Selon le président du regroupement, Gilles Bloch, les écoles d’ingénieurs, notamment CentraleSupélec, ont fait part de leurs réserves et de leurs craintes de perdre leur identité et leur personnalité juridique ; HEC, de par son statut si particulier, ne souhaite pas non plus aller plus loin, quand l’ENS se verrait difficilement avancer comme la seule école aux côtés du mastodonte universitaire Paris-Sud. « Face au risque d’enlisement, ce texte ouvre la voie de la transformation, soutient Gilles Bloch. Les écoles n’y sont pas prêtes, sans proposition alternative. Mais la porte reste évidemment ouverte. »

« Tout ça pour ça ? »
Pourtant, les premières réactions dans la communauté universitaire sont loin d’afficher cet optimisme. « Tout ça pour ça ?, lâche Yves Lévi, professeur élu au conseil d’administration de l’université Paris-Saclay. Les personnels se sont engagés, ont adhéré, ont monté des diplômes ensemble.
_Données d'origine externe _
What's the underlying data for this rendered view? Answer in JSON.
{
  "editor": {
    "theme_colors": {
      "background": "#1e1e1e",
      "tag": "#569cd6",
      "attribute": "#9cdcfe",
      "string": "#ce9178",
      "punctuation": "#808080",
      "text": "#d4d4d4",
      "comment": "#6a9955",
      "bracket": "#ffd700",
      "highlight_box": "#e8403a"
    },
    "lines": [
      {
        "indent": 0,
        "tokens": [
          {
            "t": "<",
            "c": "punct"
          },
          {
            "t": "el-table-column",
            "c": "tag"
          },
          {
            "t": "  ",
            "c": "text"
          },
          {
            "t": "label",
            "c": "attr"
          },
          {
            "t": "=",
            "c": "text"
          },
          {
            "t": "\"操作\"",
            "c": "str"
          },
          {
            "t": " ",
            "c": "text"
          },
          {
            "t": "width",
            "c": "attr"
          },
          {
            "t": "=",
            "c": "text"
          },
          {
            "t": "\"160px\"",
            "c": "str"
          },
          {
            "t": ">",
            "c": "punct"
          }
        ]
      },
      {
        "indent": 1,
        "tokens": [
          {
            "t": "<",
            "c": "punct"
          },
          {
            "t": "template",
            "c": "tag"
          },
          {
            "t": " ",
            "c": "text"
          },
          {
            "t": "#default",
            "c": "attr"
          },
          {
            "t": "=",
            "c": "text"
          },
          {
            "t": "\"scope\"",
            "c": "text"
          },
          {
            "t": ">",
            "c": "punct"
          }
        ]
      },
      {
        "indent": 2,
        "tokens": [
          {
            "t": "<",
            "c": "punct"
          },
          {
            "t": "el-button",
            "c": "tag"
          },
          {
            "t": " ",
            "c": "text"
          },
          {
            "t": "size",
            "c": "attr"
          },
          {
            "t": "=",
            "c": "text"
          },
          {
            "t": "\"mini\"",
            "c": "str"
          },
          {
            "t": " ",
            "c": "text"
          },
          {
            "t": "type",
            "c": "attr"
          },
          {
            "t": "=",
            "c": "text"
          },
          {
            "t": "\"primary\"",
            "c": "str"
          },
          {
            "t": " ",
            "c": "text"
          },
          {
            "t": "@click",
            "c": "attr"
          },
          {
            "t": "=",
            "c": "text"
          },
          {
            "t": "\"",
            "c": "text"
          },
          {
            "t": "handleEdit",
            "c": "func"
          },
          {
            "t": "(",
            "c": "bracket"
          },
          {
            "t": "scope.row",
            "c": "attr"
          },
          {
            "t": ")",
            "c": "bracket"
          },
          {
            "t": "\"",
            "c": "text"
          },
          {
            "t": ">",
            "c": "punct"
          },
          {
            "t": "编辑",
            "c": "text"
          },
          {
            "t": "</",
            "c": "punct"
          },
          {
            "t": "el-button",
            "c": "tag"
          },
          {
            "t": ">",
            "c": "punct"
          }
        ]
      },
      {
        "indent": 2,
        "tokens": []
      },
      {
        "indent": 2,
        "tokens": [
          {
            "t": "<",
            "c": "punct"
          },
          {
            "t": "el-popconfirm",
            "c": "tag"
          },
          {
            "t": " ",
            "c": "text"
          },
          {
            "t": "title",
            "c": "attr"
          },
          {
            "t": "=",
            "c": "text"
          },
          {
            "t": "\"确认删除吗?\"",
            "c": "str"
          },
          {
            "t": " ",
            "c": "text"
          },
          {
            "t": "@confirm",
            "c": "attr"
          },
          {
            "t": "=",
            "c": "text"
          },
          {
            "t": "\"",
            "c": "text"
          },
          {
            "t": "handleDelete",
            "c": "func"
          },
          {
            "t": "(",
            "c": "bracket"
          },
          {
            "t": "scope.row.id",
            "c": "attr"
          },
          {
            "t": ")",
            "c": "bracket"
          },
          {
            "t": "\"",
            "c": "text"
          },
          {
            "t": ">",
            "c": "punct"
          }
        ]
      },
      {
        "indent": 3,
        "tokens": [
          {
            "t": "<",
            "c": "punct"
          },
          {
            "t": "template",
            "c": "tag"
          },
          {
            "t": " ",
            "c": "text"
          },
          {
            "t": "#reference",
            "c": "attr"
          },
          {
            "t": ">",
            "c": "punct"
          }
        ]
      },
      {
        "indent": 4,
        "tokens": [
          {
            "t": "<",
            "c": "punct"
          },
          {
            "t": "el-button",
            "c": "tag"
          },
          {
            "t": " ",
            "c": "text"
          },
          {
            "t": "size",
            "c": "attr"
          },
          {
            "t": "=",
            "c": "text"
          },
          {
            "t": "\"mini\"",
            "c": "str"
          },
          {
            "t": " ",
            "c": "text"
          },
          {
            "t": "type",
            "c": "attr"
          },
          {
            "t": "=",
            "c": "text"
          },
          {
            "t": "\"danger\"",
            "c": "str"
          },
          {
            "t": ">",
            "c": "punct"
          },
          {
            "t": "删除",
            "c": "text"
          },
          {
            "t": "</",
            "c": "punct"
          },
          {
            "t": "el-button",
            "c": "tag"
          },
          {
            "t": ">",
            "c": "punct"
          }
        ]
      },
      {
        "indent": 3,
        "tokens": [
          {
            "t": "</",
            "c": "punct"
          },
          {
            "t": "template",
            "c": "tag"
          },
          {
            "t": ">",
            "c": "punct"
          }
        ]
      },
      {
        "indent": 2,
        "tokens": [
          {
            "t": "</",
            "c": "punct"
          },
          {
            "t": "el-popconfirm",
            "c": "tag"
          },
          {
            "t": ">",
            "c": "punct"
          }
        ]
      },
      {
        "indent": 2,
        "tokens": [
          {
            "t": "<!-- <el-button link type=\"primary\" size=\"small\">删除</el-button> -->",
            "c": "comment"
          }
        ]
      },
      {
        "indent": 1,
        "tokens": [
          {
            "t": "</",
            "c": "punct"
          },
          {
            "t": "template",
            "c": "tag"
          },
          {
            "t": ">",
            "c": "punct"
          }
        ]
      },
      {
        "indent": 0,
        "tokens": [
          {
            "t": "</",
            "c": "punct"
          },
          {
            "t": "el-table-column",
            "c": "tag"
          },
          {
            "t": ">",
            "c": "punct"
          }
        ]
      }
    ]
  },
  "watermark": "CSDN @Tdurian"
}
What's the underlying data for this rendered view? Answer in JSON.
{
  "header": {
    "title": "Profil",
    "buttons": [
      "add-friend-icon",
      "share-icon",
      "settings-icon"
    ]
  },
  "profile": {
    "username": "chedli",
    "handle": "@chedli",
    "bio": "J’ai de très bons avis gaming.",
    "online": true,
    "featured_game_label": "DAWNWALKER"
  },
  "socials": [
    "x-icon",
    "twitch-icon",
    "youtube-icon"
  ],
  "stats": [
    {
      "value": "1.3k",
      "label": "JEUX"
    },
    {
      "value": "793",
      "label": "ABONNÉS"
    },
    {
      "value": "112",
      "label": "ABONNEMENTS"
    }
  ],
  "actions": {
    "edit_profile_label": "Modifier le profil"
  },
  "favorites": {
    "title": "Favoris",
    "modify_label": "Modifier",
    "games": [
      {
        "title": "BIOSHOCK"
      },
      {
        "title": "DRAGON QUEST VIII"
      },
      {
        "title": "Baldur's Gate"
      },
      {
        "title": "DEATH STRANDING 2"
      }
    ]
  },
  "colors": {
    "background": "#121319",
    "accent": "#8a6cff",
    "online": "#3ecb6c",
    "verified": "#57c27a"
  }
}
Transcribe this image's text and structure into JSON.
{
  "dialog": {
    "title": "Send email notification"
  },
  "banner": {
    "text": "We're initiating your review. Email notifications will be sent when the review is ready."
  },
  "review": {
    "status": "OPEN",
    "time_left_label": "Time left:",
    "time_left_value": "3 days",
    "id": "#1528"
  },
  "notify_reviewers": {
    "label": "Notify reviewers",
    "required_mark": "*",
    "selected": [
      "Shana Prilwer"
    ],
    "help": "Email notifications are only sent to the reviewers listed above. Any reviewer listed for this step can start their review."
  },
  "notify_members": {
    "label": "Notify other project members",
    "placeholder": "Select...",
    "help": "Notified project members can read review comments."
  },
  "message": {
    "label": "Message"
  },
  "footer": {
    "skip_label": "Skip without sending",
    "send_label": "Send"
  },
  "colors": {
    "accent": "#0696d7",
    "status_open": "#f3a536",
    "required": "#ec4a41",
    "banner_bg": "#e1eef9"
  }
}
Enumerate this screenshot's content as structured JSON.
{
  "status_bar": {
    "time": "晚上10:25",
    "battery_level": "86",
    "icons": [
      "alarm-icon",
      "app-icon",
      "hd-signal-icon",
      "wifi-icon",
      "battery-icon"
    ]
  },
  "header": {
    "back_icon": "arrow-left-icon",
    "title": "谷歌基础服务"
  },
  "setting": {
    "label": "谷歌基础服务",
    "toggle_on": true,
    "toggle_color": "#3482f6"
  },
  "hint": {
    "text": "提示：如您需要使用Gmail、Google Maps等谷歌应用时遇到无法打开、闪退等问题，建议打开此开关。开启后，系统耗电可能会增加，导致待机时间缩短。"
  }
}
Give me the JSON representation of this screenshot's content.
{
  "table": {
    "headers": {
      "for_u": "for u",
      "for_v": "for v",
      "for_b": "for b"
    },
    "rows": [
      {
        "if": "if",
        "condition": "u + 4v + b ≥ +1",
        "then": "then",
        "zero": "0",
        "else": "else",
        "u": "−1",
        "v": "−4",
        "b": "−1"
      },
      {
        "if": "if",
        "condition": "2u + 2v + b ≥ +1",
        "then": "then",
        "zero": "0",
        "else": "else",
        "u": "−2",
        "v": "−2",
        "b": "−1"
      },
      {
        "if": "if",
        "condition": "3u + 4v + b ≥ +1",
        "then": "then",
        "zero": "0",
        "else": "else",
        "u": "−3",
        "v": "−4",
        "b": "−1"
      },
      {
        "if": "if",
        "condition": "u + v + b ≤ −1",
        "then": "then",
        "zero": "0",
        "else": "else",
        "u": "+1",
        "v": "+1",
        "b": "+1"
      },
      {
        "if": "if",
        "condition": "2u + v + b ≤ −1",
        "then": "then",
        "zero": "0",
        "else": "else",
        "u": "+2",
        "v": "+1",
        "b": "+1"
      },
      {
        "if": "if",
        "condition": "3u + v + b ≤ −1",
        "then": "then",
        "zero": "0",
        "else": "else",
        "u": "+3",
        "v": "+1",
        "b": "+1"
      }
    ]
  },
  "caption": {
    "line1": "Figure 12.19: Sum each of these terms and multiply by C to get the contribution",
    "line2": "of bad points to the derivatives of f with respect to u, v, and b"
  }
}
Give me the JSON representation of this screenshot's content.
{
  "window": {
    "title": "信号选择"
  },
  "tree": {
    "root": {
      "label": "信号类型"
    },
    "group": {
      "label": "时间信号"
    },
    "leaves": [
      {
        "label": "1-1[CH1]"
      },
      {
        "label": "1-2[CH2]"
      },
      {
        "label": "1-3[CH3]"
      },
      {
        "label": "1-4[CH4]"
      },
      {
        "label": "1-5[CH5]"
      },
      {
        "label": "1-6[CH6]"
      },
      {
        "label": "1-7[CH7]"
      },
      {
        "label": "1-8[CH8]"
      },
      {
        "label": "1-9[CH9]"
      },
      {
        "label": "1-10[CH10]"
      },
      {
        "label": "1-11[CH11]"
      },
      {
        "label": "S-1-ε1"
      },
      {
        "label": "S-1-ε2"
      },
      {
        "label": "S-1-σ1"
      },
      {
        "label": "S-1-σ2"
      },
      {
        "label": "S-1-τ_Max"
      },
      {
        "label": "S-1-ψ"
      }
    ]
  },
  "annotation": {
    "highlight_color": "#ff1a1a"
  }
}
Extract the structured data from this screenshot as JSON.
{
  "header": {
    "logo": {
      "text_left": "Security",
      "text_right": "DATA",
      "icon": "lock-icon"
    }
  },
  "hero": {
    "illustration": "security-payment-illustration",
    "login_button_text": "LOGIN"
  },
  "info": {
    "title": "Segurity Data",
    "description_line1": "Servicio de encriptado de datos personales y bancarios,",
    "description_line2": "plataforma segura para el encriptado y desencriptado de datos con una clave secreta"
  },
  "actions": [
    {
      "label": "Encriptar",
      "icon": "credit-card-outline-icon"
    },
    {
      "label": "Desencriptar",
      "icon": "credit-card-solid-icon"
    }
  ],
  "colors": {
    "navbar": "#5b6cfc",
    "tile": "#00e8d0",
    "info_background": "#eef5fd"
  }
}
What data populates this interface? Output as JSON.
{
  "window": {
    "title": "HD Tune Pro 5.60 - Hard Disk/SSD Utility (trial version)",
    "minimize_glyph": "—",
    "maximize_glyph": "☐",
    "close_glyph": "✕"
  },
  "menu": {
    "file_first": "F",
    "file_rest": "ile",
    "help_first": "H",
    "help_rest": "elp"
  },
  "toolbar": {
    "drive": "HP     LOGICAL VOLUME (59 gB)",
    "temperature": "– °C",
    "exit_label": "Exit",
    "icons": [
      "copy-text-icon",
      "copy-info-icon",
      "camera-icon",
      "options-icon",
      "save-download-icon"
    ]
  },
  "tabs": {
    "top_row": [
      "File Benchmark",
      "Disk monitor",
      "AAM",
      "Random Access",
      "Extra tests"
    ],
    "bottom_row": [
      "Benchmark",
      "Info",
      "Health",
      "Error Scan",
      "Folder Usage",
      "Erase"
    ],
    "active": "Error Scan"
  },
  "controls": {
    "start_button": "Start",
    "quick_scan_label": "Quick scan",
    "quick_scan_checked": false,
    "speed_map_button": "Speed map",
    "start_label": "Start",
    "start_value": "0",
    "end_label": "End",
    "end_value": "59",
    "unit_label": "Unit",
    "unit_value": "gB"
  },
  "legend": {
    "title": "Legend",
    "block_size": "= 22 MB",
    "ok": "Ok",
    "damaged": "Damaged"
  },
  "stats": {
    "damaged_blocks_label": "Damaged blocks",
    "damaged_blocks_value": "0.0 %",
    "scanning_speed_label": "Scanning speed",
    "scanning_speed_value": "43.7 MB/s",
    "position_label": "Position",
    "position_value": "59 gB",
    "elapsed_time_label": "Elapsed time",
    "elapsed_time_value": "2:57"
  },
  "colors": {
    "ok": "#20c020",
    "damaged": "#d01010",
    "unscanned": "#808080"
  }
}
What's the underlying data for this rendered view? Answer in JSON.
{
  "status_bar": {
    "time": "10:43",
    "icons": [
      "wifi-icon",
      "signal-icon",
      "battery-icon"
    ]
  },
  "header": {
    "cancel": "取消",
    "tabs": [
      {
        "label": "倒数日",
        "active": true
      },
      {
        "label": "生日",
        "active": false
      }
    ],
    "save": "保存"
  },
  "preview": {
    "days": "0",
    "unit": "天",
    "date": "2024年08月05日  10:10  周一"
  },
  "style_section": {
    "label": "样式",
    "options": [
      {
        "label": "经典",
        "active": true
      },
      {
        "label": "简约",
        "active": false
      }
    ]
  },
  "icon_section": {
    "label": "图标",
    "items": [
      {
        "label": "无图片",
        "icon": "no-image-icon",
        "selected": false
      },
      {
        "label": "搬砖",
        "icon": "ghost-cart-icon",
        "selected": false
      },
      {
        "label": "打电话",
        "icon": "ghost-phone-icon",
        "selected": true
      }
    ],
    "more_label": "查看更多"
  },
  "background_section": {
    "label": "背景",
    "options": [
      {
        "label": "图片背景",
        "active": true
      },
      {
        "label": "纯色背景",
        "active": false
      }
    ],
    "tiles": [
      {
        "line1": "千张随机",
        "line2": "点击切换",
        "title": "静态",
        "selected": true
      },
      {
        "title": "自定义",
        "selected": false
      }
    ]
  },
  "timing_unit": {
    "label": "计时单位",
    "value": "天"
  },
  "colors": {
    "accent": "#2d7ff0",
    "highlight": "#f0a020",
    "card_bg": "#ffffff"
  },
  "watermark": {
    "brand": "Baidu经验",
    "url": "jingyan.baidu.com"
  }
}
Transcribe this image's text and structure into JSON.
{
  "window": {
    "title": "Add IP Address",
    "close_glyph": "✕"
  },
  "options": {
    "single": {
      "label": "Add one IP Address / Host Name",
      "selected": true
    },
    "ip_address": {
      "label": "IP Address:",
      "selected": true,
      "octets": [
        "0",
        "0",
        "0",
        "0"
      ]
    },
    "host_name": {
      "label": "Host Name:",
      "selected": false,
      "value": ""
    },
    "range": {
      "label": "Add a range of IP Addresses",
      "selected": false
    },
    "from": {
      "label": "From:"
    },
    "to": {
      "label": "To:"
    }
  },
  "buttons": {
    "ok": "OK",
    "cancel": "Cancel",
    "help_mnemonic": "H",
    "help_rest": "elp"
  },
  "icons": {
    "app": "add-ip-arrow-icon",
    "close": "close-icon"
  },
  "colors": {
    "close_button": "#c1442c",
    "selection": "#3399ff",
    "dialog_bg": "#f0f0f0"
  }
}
On nous vend depuis des années une ambition grandiose et on en arrive à ce résultat… C’est désastreux. » « Il n’y a plus d’argent dans les laboratoires, plus de postes, s’énerve l’universitaire. L’urgence est d’améliorer les conditions de travail et d’études pour fournir le meilleur enseignement supérieur et la meilleure recherche. Les questions d’ego des uns et des autres, ce n’est pas notre problème ! D’autant plus au moment où l’économie va mal et le chômage des jeunes est si haut. »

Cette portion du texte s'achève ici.